The narrative presents life at a traditional English boarding school, tracing internal politics around a leadership election and the arrival and departure of staff, episodes of rivalry and reform, and tensions between masters, pupils, and the neighbouring town. Through a sequence of incidents—committee meetings, disciplinary matters, personal clashes, and a climactic confrontation—the work examines how institutional traditions shape conduct, loyalty, and resistance to change, and how individual conscience and public opinion affect decisions. The closing sections depict the consequences of the disputes and the school's attempts to reconcile inherited customs with practical needs.

CHAPTER XI
MR. CHOWDLER WINS A BATTLE AND MEETS WITH A REBUFF

When Term began again towards the end of January, Mr. Tipham and his many-coloured scarf were no longer a feature of Chiltern. He had transferred himself to Cambridge and tutorial work, feeling possibly that Cleopas College and the undergraduate were in closer touch with Nature than Chiltern and the public schoolboy. Anyhow he was gone, and his place had been taken by a young man of less pronounced views, who wore spectacles and listened deferentially to Mr. Chowdler.

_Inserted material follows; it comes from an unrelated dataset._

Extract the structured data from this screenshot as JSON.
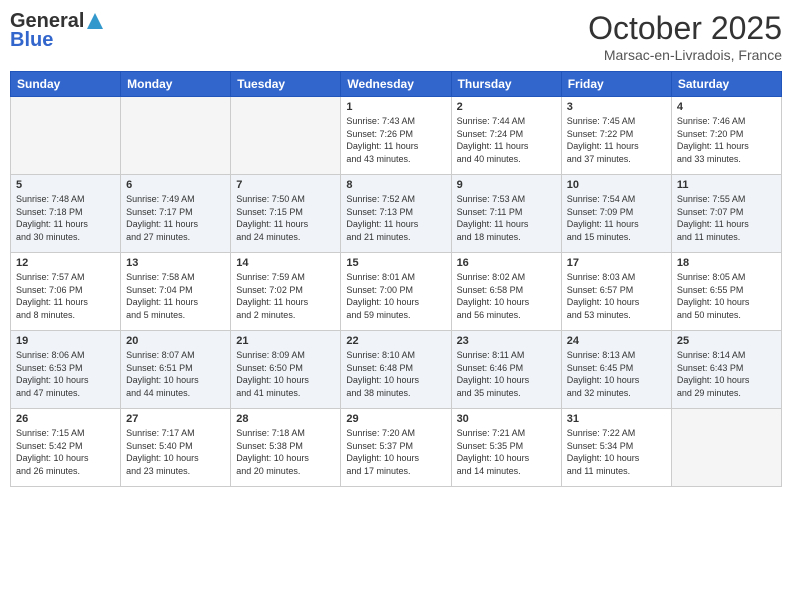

Mr. Chowdler himself had returned in splendid fighting form. He had spent the greater part of the holidays at Sauersprudel, and he had employed the time in wrestling and prevailing. Long before “all the vulgar people that Harry hates so” (we are quoting from Mrs. Chowdler) flocked out to Switzerland at Christmas, Mr. Chowdler had discovered Sauersprudel in the Spitzenthal and planted the British flag there. It is true that all the English families who have visited the place in Mr. Chowdler’s wake speak of themselves as having discovered it too. But that does not alter the fact that Mr. Chowdler was the real Christopher Columbus of Sauersprudel and the father of the Adler Hotel—at least as a winter resort.

In the early days of the British occupation the settlers were not numerous, but they came regularly every winter. There were, besides Mr. and Mrs. Chowdler, the Hon. Fitzroy Plashy and party, Canon and Mrs. Dubbin, Dr. Cushat and family, Mr. Weatherbury, K.C., and a few others who had suddenly realised that sunshine and frost are not peculiar to the Engadine, and that Sauersprudel is much nearer to London than St. Moritz is. These pioneers lived together on fairly amicable terms, enjoying equal rights, but possessing no written laws, no organised constitution.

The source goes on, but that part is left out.